Da auch Deutschland mit den Folgen eines weitreichenden Urteils des Verfassungsgerichts zu kämpfen hat, was dazu führte, dass 60 Milliarden Euro aus einem Klimafonds gestrichen wurdenIm Haushalt 2025 könnte eine Finanzierungslücke von bis zu 20 Milliarden Euro entstehen, die durch Mittelkürzungen oder Steuererhöhungen geschlossen werden müsste, Handelsblatt gemeldet.

Die Haushaltslücke könnte langfristig noch größer werden, wenn die 100 Milliarden Euro zusätzliche Schulden Die nach dem russischen Angriff auf die Ukraine für Militärausgaben aufgenommenen Mittel sind im Jahr 2027 aufgebraucht, Deutschland strebt jedoch an, kontinuierlich 2 % für die Verteidigung auszugeben, um den NATO-Anforderungen zu entsprechen.

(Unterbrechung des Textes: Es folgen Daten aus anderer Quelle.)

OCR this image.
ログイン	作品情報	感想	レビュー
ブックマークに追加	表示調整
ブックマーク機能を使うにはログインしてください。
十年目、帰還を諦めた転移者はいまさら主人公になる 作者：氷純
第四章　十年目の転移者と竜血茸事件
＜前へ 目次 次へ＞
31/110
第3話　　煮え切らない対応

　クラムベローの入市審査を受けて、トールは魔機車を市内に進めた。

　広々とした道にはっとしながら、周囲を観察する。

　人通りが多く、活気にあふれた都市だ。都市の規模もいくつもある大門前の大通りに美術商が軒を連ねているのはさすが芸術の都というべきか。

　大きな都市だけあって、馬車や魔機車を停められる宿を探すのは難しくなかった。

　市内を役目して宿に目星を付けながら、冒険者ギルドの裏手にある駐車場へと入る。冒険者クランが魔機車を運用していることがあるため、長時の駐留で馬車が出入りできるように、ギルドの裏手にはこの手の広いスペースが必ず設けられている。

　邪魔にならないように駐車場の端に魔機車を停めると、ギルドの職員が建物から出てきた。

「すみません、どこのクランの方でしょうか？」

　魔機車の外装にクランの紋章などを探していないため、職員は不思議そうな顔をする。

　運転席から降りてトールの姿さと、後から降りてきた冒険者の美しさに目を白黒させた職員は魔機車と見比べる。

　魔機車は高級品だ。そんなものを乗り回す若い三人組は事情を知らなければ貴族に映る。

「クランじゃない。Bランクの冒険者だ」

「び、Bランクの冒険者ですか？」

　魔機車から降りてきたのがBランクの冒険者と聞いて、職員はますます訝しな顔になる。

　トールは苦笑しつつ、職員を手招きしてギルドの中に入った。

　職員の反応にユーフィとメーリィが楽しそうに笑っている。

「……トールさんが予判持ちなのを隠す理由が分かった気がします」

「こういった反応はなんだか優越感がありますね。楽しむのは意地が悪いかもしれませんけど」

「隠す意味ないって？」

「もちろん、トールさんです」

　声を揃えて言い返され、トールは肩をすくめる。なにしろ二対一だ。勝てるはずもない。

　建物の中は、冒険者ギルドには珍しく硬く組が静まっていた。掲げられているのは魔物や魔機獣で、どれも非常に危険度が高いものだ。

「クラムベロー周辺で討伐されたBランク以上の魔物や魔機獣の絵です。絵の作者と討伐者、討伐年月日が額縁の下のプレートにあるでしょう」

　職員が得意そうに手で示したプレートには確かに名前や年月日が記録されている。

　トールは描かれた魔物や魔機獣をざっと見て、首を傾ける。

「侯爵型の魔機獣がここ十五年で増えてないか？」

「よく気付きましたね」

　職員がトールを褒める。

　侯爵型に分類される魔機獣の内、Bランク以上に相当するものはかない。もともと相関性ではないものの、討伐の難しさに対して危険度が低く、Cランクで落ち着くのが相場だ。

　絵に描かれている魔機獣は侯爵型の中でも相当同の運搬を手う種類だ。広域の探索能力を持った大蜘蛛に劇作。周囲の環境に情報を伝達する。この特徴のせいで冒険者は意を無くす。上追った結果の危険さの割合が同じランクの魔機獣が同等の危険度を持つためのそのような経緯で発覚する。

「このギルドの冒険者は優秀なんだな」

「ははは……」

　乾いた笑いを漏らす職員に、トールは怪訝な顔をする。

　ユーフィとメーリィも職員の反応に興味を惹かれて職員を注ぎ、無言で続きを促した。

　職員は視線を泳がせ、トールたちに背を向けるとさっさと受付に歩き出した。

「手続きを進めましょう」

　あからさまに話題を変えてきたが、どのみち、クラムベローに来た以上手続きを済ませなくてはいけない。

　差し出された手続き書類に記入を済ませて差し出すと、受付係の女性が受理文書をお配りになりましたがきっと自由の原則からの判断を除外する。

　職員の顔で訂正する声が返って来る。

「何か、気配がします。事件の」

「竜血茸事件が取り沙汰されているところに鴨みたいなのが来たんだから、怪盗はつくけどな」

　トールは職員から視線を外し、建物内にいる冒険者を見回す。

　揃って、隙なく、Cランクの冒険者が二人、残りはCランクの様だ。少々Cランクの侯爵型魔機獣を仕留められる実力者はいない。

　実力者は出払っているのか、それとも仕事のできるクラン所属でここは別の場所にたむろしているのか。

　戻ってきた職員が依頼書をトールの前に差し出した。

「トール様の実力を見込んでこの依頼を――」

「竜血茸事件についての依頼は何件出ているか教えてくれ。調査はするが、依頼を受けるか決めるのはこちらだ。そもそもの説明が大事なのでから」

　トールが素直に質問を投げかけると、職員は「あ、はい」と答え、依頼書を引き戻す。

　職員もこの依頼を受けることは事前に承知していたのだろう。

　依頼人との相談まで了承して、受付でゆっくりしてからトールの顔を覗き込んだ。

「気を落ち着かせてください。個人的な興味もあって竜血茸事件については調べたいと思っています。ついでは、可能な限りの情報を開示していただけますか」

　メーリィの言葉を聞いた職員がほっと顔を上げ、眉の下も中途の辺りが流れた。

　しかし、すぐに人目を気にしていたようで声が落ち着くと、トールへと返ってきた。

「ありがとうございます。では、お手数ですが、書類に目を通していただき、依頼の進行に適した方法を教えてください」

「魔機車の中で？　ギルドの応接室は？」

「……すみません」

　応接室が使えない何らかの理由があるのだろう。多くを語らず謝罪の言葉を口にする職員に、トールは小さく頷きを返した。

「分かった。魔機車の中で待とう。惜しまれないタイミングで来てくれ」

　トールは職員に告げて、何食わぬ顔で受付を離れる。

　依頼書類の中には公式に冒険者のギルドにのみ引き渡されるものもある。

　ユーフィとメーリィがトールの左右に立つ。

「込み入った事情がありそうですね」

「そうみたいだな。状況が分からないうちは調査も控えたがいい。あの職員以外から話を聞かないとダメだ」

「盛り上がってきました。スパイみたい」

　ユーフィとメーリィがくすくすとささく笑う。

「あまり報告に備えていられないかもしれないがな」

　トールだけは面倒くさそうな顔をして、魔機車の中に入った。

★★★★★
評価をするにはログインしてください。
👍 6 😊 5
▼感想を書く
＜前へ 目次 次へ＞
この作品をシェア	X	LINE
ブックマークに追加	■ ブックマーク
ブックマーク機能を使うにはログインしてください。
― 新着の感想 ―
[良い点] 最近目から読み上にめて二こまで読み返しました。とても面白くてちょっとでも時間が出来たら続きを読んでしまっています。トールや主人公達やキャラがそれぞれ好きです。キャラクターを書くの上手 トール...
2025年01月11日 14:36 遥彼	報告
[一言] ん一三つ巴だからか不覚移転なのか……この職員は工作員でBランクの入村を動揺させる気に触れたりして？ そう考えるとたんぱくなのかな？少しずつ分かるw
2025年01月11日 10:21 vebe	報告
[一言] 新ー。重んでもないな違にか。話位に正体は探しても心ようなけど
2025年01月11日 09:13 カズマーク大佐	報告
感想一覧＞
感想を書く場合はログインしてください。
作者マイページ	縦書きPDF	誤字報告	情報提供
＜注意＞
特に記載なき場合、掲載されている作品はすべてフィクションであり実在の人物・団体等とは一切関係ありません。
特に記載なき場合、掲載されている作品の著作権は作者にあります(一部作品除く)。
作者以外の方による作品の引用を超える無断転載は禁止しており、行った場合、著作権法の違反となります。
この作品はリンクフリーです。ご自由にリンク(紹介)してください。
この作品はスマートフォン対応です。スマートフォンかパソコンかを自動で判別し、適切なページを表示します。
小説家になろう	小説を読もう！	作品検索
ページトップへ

Kommission fordert EU-Länder auf, sich an die alternde Bevölkerung anzupassen

Die EU-Kommission forderte die Mitgliedsstaaten auf, ihre gesamte Politik an die höhere Lebenserwartung der Bürger anzupassen, machte jedoch keine konkreten Vorschläge und scheute sich davor, kontroverse Themen wie die Anhebung des Renteneintrittsalters anzugehen.

Rentenniveau immer noch zu niedrig, Kapitalmärkte zu riskant, warnt Wohlfahrtsverband

Wohlfahrtsverband Der Paritätitschedie soziale Einrichtungen im ganzen Land vertritt, warnte, dass das Rentenniveau von 48 % immer noch zu niedrig sei, um Altersarmut zu verhindern.

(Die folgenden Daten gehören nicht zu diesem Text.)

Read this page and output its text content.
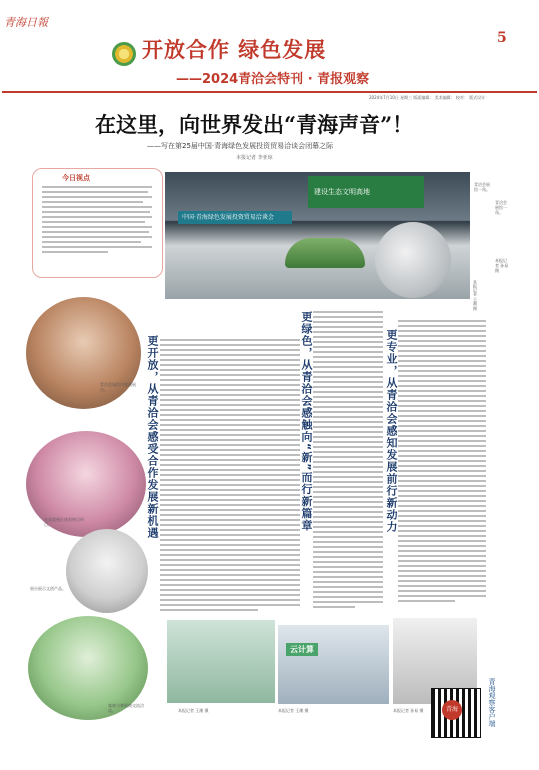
青海日報
5
开放合作 绿色发展
——2024青洽会特刊 · 青报观察
2024年7月10日 星期三 版面编辑： 美术编辑： 校对： 版式设计：
在这里，向世界发出“青海声音”！
——写在第25届中国·青海绿色发展投资贸易洽谈会闭幕之际
本报记者 李亚琼
今日视点
中国·青海绿色发展投资贸易洽谈会
建设生态文明高地
青洽会展馆一角。
本报记者 王湘 摄
青洽会场馆内客商展台。
在非遗展区体验热点项目。
展台展示文创产品。
客商与参展商交流洽谈。
更开放，从青洽会感受合作发展新机遇	更绿色，从青洽会感触向“新”而行新篇章	更专业，从青洽会感知发展前行新动力
青洽会展馆一角。
本报记者 孙易 摄
云计算
本报记者 王湘 摄	本报记者 王湘 摄	本报记者 孙易 摄	青海	青海观察客户端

„Aus unserer Sicht sollte das Rentenniveau deutlich höher angesetzt werden, nämlich bei 53 %,“ sagte Joachim Rock, Leiter Soziales und Europa des Verbandes, gegenüber Euractiv und fügte hinzu, dass „dies einen einigermaßen angemessenen Lebensstandard ermöglichen würde“.

Der Verband kritisierte die Entscheidung der Regierung, auf die Kapitalmärkte zurückzugreifen, und argumentierte, dass dies „nicht ohne Risiko“ sei.

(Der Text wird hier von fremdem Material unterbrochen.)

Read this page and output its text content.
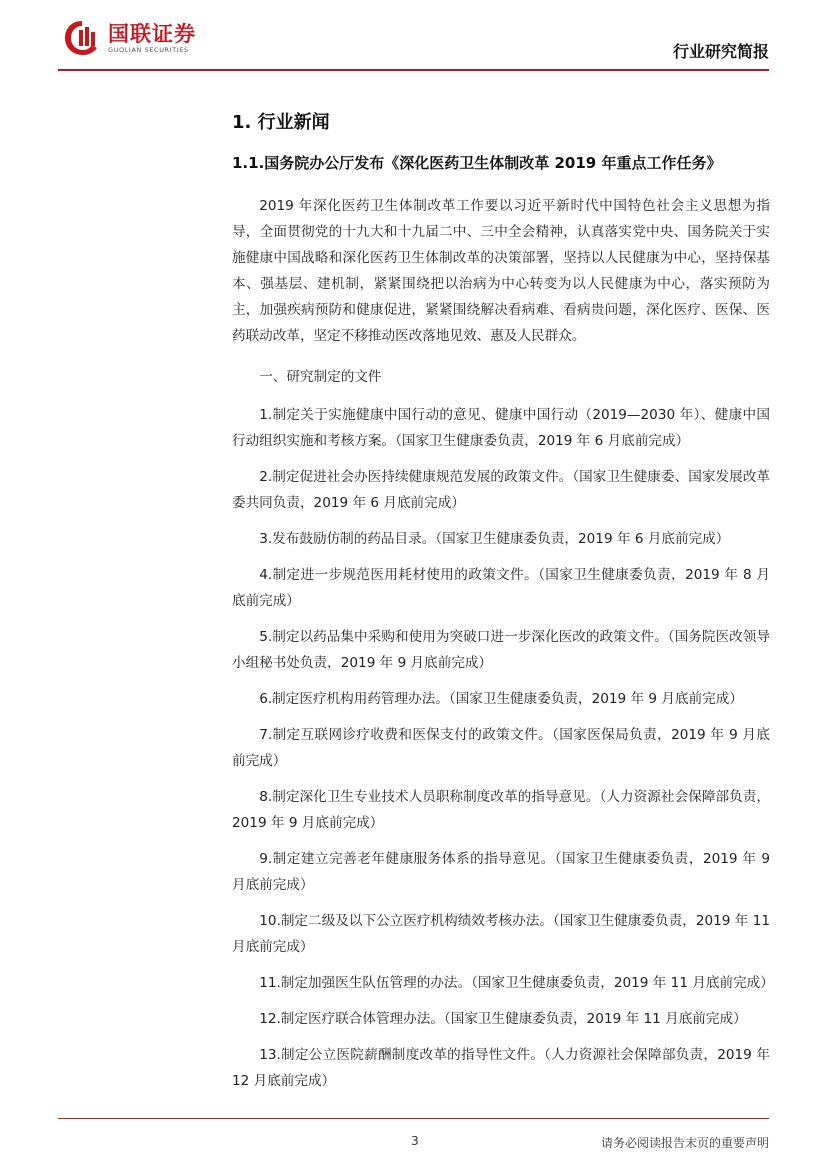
国联证券
GUOLIAN SECURITIES	行业研究简报
1. 行业新闻
1.1.国务院办公厅发布《深化医药卫生体制改革 2019 年重点工作任务》

2019 年深化医药卫生体制改革工作要以习近平新时代中国特色社会主义思想为指导，全面贯彻党的十九大和十九届二中、三中全会精神，认真落实党中央、国务院关于实施健康中国战略和深化医药卫生体制改革的决策部署，坚持以人民健康为中心，坚持保基本、强基层、建机制，紧紧围绕把以治病为中心转变为以人民健康为中心，落实预防为主，加强疾病预防和健康促进，紧紧围绕解决看病难、看病贵问题，深化医疗、医保、医药联动改革，坚定不移推动医改落地见效、惠及人民群众。

一、研究制定的文件

1.制定关于实施健康中国行动的意见、健康中国行动（2019—2030 年）、健康中国行动组织实施和考核方案。（国家卫生健康委负责，2019 年 6 月底前完成）

2.制定促进社会办医持续健康规范发展的政策文件。（国家卫生健康委、国家发展改革委共同负责，2019 年 6 月底前完成）

3.发布鼓励仿制的药品目录。（国家卫生健康委负责，2019 年 6 月底前完成）

4.制定进一步规范医用耗材使用的政策文件。（国家卫生健康委负责，2019 年 8 月底前完成）

5.制定以药品集中采购和使用为突破口进一步深化医改的政策文件。（国务院医改领导小组秘书处负责，2019 年 9 月底前完成）

6.制定医疗机构用药管理办法。（国家卫生健康委负责，2019 年 9 月底前完成）

7.制定互联网诊疗收费和医保支付的政策文件。（国家医保局负责，2019 年 9 月底前完成）

8.制定深化卫生专业技术人员职称制度改革的指导意见。（人力资源社会保障部负责，2019 年 9 月底前完成）

9.制定建立完善老年健康服务体系的指导意见。（国家卫生健康委负责，2019 年 9 月底前完成）

10.制定二级及以下公立医疗机构绩效考核办法。（国家卫生健康委负责，2019 年 11 月底前完成）

11.制定加强医生队伍管理的办法。（国家卫生健康委负责，2019 年 11 月底前完成）

12.制定医疗联合体管理办法。（国家卫生健康委负责，2019 年 11 月底前完成）

13.制定公立医院薪酬制度改革的指导性文件。（人力资源社会保障部负责，2019 年 12 月底前完成）

3	请务必阅读报告末页的重要声明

„Dies soll ab Mitte der 2030er Jahre zu einer Reduzierung der Beiträge führen. Aber die Kapitalmärkte sind volatil, es gibt schwankende Renditen, daher ist es nicht sicher, insbesondere auf so kurze Sicht“, erklärte Rock.

„Erst Schulden aufzunehmen, die schließlich auch refinanziert und verzinst werden müssen, und dann zu hoffen, langfristig deutlich mehr Geld am Kapitalmarkt zu verdienen, ist aus unserer Sicht eine trügerische Hoffnung“, fügte er hinzu.